In FY 2012, the Street expects proforma EPS to be between $1.34 and $1.42. The figure for FY 2011 was $1.22. The next expected report date is May 18. Analysts expect proforma EPS in Q1 2012 to be between $0.26 and $0.29. In comparison, Q1 2011 produced a proforma EPS of $0.30. CRM trades with a P/S of 10.6. From 2004 to 2007, the respective multiples were 12.9, 13.8, 9.4, and 11.8. The company has a manageable debt to equity ratio of 0.39.
Cramer Sell Recommendation
Clorox (CLX) is up 3.2% since February 24. In FY 2010 through June, the company made a GAAP EPS of $4.24, which was +11.29%, after +17.59% in FY 2009. Additionally, revenues crept up by 1.54% in FY 2010, after +3.36% in FY 2009. EBT margins were 16.71% in FY 2010 and 14.88% in FY 2009.
However, in FY 2011, analysts expect proforma EPS to be between $3.85 and $4.01. The company expects from $3.85 to $4.00. That figure in FY 2010 was $4.24. In the first 6 months of FY 2011, the company posted a proforma EPS of $1.66, which was lower than $1.88 for the same period in FY 2010.
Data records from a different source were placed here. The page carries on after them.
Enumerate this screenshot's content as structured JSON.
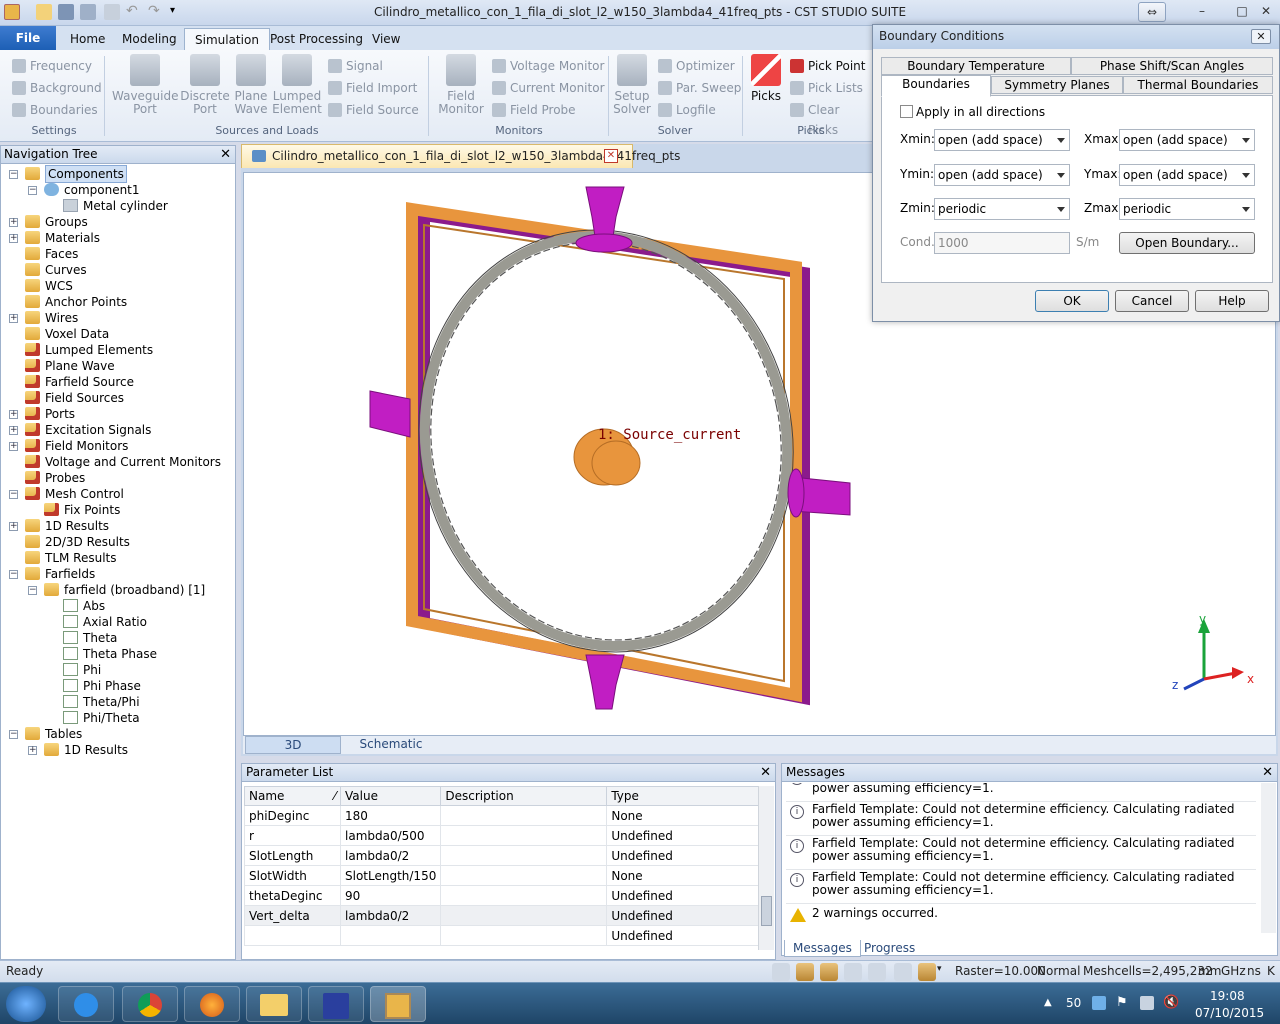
{
  "app": {
    "title": "Cilindro_metallico_con_1_fila_di_slot_l2_w150_3lambda4_41freq_pts - CST STUDIO SUITE"
  },
  "ribbon": {
    "file": "File",
    "tabs": [
      "Home",
      "Modeling",
      "Simulation",
      "Post Processing",
      "View"
    ],
    "active_tab": "Simulation",
    "settings": {
      "frequency": "Frequency",
      "background": "Background",
      "boundaries": "Boundaries",
      "label": "Settings"
    },
    "sources": {
      "waveguide_port": "Waveguide Port",
      "discrete_port": "Discrete Port",
      "plane_wave": "Plane Wave",
      "lumped_element": "Lumped Element",
      "signal": "Signal",
      "field_import": "Field Import",
      "field_source": "Field Source",
      "label": "Sources and Loads"
    },
    "monitors": {
      "field_monitor": "Field Monitor",
      "voltage_monitor": "Voltage Monitor",
      "current_monitor": "Current Monitor",
      "field_probe": "Field Probe",
      "label": "Monitors"
    },
    "solver": {
      "setup_solver": "Setup Solver",
      "optimizer": "Optimizer",
      "par_sweep": "Par. Sweep",
      "logfile": "Logfile",
      "label": "Solver"
    },
    "picks": {
      "picks": "Picks",
      "pick_point": "Pick Point",
      "pick_lists": "Pick Lists",
      "clear_picks": "Clear Picks",
      "label": "Picks"
    }
  },
  "nav": {
    "title": "Navigation Tree",
    "items": [
      {
        "label": "Components",
        "level": 0,
        "icon": "folder",
        "tw": "-",
        "sel": true
      },
      {
        "label": "component1",
        "level": 1,
        "icon": "component",
        "tw": "-"
      },
      {
        "label": "Metal cylinder",
        "level": 2,
        "icon": "material",
        "tw": ""
      },
      {
        "label": "Groups",
        "level": 0,
        "icon": "folder",
        "tw": "+"
      },
      {
        "label": "Materials",
        "level": 0,
        "icon": "folder",
        "tw": "+"
      },
      {
        "label": "Faces",
        "level": 0,
        "icon": "folder",
        "tw": ""
      },
      {
        "label": "Curves",
        "level": 0,
        "icon": "folder",
        "tw": ""
      },
      {
        "label": "WCS",
        "level": 0,
        "icon": "folder",
        "tw": ""
      },
      {
        "label": "Anchor Points",
        "level": 0,
        "icon": "folder",
        "tw": ""
      },
      {
        "label": "Wires",
        "level": 0,
        "icon": "folder",
        "tw": "+"
      },
      {
        "label": "Voxel Data",
        "level": 0,
        "icon": "folder",
        "tw": ""
      },
      {
        "label": "Lumped Elements",
        "level": 0,
        "icon": "folder-red",
        "tw": ""
      },
      {
        "label": "Plane Wave",
        "level": 0,
        "icon": "folder-red",
        "tw": ""
      },
      {
        "label": "Farfield Source",
        "level": 0,
        "icon": "folder-red",
        "tw": ""
      },
      {
        "label": "Field Sources",
        "level": 0,
        "icon": "folder-red",
        "tw": ""
      },
      {
        "label": "Ports",
        "level": 0,
        "icon": "folder-red",
        "tw": "+"
      },
      {
        "label": "Excitation Signals",
        "level": 0,
        "icon": "folder-red",
        "tw": "+"
      },
      {
        "label": "Field Monitors",
        "level": 0,
        "icon": "folder-red",
        "tw": "+"
      },
      {
        "label": "Voltage and Current Monitors",
        "level": 0,
        "icon": "folder-red",
        "tw": ""
      },
      {
        "label": "Probes",
        "level": 0,
        "icon": "folder-red",
        "tw": ""
      },
      {
        "label": "Mesh Control",
        "level": 0,
        "icon": "folder-red",
        "tw": "-"
      },
      {
        "label": "Fix Points",
        "level": 1,
        "icon": "folder-red",
        "tw": ""
      },
      {
        "label": "1D Results",
        "level": 0,
        "icon": "folder",
        "tw": "+"
      },
      {
        "label": "2D/3D Results",
        "level": 0,
        "icon": "folder",
        "tw": ""
      },
      {
        "label": "TLM Results",
        "level": 0,
        "icon": "folder",
        "tw": ""
      },
      {
        "label": "Farfields",
        "level": 0,
        "icon": "folder",
        "tw": "-"
      },
      {
        "label": "farfield (broadband) [1]",
        "level": 1,
        "icon": "folder",
        "tw": "-"
      },
      {
        "label": "Abs",
        "level": 2,
        "icon": "farfield",
        "tw": ""
      },
      {
        "label": "Axial Ratio",
        "level": 2,
        "icon": "farfield",
        "tw": ""
      },
      {
        "label": "Theta",
        "level": 2,
        "icon": "farfield",
        "tw": ""
      },
      {
        "label": "Theta Phase",
        "level": 2,
        "icon": "farfield",
        "tw": ""
      },
      {
        "label": "Phi",
        "level": 2,
        "icon": "farfield",
        "tw": ""
      },
      {
        "label": "Phi Phase",
        "level": 2,
        "icon": "farfield",
        "tw": ""
      },
      {
        "label": "Theta/Phi",
        "level": 2,
        "icon": "farfield",
        "tw": ""
      },
      {
        "label": "Phi/Theta",
        "level": 2,
        "icon": "farfield",
        "tw": ""
      },
      {
        "label": "Tables",
        "level": 0,
        "icon": "folder",
        "tw": "-"
      },
      {
        "label": "1D Results",
        "level": 1,
        "icon": "folder",
        "tw": "+"
      }
    ]
  },
  "document": {
    "tab": "Cilindro_metallico_con_1_fila_di_slot_l2_w150_3lambda4_41freq_pts",
    "source_label": "1: Source_current",
    "view_tabs": [
      "3D",
      "Schematic"
    ],
    "axes": {
      "x": "x",
      "y": "y",
      "z": "z"
    }
  },
  "params": {
    "title": "Parameter List",
    "columns": [
      "Name",
      "Value",
      "Description",
      "Type"
    ],
    "rows": [
      [
        "phiDeginc",
        "180",
        "",
        "None"
      ],
      [
        "r",
        "lambda0/500",
        "",
        "Undefined"
      ],
      [
        "SlotLength",
        "lambda0/2",
        "",
        "Undefined"
      ],
      [
        "SlotWidth",
        "SlotLength/150",
        "",
        "None"
      ],
      [
        "thetaDeginc",
        "90",
        "",
        "Undefined"
      ],
      [
        "Vert_delta",
        "lambda0/2",
        "",
        "Undefined"
      ],
      [
        "",
        "",
        "",
        "Undefined"
      ]
    ]
  },
  "messages": {
    "title": "Messages",
    "items": [
      {
        "text": "Farfield Template: Could not determine efficiency. Calculating radiated power assuming efficiency=1.",
        "kind": "info"
      },
      {
        "text": "Farfield Template: Could not determine efficiency. Calculating radiated power assuming efficiency=1.",
        "kind": "info"
      },
      {
        "text": "Farfield Template: Could not determine efficiency. Calculating radiated power assuming efficiency=1.",
        "kind": "info"
      },
      {
        "text": "Farfield Template: Could not determine efficiency. Calculating radiated power assuming efficiency=1.",
        "kind": "info"
      },
      {
        "text": "2 warnings occurred.",
        "kind": "warning"
      }
    ],
    "tabs": [
      "Messages",
      "Progress"
    ]
  },
  "dialog": {
    "title": "Boundary Conditions",
    "tabs_row1": [
      "Boundary Temperature",
      "Phase Shift/Scan Angles"
    ],
    "tabs_row2": [
      "Boundaries",
      "Symmetry Planes",
      "Thermal Boundaries"
    ],
    "apply_all": "Apply in all directions",
    "xmin_label": "Xmin:",
    "xmin": "open (add space)",
    "xmax_label": "Xmax:",
    "xmax": "open (add space)",
    "ymin_label": "Ymin:",
    "ymin": "open (add space)",
    "ymax_label": "Ymax:",
    "ymax": "open (add space)",
    "zmin_label": "Zmin:",
    "zmin": "periodic",
    "zmax_label": "Zmax:",
    "zmax": "periodic",
    "cond_label": "Cond.:",
    "cond": "1000",
    "cond_unit": "S/m",
    "open_boundary": "Open Boundary...",
    "ok": "OK",
    "cancel": "Cancel",
    "help": "Help"
  },
  "status": {
    "ready": "Ready",
    "raster": "Raster=10.000",
    "mode": "Normal",
    "meshcells": "Meshcells=2,495,232",
    "units": [
      "mm",
      "GHz",
      "ns",
      "K"
    ]
  },
  "taskbar": {
    "tray_num": "50",
    "time": "19:08",
    "date": "07/10/2015"
  },
  "colors": {
    "frame_orange": "#e8953d",
    "frame_purple": "#8b1a8c",
    "port_magenta": "#c11ec3",
    "ring_gray": "#9a9a92"
  }
}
The next earnings release is on May 2. The Street forecasts proforma EPS to be between $1.00 and $1.11. In comparison, Q3 2010 produced a proforma EPS of $1.16. CLX shares trade with a P/S of 1.8. From 2001 to 2007, those multiples were 2.4, 2.3, 2.5, 2.8, 2.1, 2.1, and 1.9, respectively. However, the company has a HIGH debt to equity ratio of 17.14 with a current ratio of 1.14. Nevertheless, CLX shares have a current yield of 3.2%. Investors of record on April 25 receive $0.55 per share on May 13.